Graham is given Dolarhyde's scrapbook, saved from the wreckage of the house, which details
the killer's obsession with the Blake painting and his admiration of Hannibal Lecter as well as the abuse Dolarhyde suffered
as a child at the hands of his grandmother, which evidently turned him into a monster.
It transpires that Dolarhyde had not shot himself, but merely the body of a previous victim.
Dolarhyde pursues Graham to his home, and attacks Graham's family. Dolarhyde gains the upper hand and is about to kill Graham
when Graham's wife, Molly, strikes him with an aluminium fishing rod, embedding a barbed hook into his cheek. After recovering,
Graham receives a letter from Lecter.
One of the main themes covered in the book is Will Graham's struggle with his own nature –
specifically, his ability to think and feel like a serial killer. Will's greatest fear is that he differs from the likes of
Lecter and Dolarhyde by only the slim barrier erected by personal choice; that he is really a deranged and demented being
who chooses to engage in an eternal standoff with his darker impulses.
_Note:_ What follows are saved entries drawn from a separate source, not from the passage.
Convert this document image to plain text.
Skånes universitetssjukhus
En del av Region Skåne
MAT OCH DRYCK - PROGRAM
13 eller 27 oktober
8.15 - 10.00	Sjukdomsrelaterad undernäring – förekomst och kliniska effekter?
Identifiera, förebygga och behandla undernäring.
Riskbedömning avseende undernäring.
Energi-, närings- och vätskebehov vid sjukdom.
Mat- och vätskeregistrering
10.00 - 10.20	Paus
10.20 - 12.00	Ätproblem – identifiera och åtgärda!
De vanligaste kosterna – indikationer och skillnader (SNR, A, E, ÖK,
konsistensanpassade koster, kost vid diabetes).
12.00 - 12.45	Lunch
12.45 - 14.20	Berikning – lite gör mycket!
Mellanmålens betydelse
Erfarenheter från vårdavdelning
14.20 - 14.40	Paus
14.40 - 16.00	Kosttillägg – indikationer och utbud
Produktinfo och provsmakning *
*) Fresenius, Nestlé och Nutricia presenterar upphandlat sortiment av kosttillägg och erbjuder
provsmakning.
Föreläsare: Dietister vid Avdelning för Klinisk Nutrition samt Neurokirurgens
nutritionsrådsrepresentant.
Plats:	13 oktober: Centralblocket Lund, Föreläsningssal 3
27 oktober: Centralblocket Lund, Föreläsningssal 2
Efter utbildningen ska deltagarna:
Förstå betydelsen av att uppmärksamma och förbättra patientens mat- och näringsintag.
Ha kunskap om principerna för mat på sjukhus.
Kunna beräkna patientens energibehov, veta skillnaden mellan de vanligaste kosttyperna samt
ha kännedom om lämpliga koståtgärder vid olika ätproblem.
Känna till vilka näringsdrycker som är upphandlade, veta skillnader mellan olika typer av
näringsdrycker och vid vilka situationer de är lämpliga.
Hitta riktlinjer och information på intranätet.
This ability to have final dominance over one's impulses
is what Dolarhyde sought to establish by eating the Blake painting.
It is no accident that Lecter calls Dolarhyde "Pilgrim". Yet, where Lecter is base and primal
in his communications with Dolarhyde ("You're very beautiful"), he behaves in a cultured, refined manner in his dealings with
Graham. Lecter symbolizes a midpoint between the two journeyman "monsters" – Dolarhyde, who is at a "less-evolved" state
where he still acts solely to sate his impulses, and Graham, who instead fights his darker nature and uses it to hunt those
who would not share his fight. Lecter, who has chosen to rationalize and intellectualize his actions by killing only the rude
and incompetent, seems to harbor an affinity towards Graham, perhaps because of their similar backgrounds in academia and
their mutual disdain for 'irrational' killing, but most likely because Graham's decision is based on choice. Dolarhyde, in
believing he has no choice in the matter, exhibits weaker mental fortitude, and thus places himself below Graham in Lecter's
eyes.
A key moment in this storyline occurs when Graham tries to goad Lecter into helping him catch
the Dragon. Graham suggests it would be an opportunity to prove that Lecter is smarter than the emerging Dragon character.
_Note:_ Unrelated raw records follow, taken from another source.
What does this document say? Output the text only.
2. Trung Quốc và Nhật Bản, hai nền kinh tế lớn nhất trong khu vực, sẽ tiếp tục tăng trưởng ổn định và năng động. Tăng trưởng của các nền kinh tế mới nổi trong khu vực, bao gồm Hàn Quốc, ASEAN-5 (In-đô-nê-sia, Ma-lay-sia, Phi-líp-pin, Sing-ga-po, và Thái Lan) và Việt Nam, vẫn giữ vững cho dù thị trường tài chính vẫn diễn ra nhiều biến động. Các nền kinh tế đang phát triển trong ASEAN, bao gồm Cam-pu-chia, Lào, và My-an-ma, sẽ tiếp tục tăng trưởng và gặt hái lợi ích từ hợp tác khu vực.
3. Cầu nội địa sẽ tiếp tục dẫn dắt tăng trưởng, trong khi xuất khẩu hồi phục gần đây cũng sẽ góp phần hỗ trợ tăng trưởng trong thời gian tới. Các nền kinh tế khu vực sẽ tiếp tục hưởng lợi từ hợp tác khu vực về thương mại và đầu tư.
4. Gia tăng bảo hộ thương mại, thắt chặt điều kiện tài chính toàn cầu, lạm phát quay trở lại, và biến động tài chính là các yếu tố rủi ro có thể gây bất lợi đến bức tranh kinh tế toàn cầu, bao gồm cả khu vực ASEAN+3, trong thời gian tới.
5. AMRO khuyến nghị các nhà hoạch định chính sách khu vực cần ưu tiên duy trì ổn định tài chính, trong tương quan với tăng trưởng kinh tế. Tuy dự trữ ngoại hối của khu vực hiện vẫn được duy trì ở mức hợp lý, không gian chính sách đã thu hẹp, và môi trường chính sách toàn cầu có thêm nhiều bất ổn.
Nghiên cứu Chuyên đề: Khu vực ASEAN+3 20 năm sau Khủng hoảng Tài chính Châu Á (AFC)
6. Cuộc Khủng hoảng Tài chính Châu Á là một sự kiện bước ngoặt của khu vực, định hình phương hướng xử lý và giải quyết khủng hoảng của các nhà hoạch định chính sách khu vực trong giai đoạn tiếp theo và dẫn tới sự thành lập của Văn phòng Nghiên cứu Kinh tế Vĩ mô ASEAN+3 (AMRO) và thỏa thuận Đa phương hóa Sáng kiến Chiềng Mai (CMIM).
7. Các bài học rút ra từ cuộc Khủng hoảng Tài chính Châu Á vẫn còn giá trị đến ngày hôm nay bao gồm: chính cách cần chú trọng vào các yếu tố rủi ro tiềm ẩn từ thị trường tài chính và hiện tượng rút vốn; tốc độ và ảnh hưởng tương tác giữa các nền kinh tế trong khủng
Lecter proves himself capable of meeting Graham's challenge, ruining both Dolarhyde and Graham, having set the two against
each other. Dolarhyde leaves Graham with a permanent disfigurement, something Graham's mind will be hard-pressed to ignore
as a sort of "mark of the beast", a reminder of what he is. Harris foreshadows Graham's fate during Lecter and Graham's exchange
on the Tooth Fairy's self-loathing and disfigurement. Lecter accomplishes all of this on a whim while incarcerated in a maximum
security facility.
Lecter's wit and charm, his ability to toy with people and to remain a serious threat even
while imprisoned and heavily restrained and the obvious fear he evokes through this, were all used by Harris to create a dark
mystique and infamy around the Lecter character, which Harris highlights by refusing to ever directly mention the nature of
Lecter's crimes or his exact methods of murder. This leaves the reader with the challenge of reconciling the debonair and
affluent, if evidently sadistic character whom they are introduced to through the narrative, with the psychotic mass-murderer
perception Harris deliberately builds up around the character of Dr. Lecter, but never in his presence. It was these qualities
and their contrast with the usual slasher-story method of totally dehumanizing the killer through excruciating explication
which made the Lecter character such a show-stealer, and set the stage for that character to become the subject-in-his-own-right
of the now world-famous "Hannibal Lecter" series of books which have inspired the blockbuster films.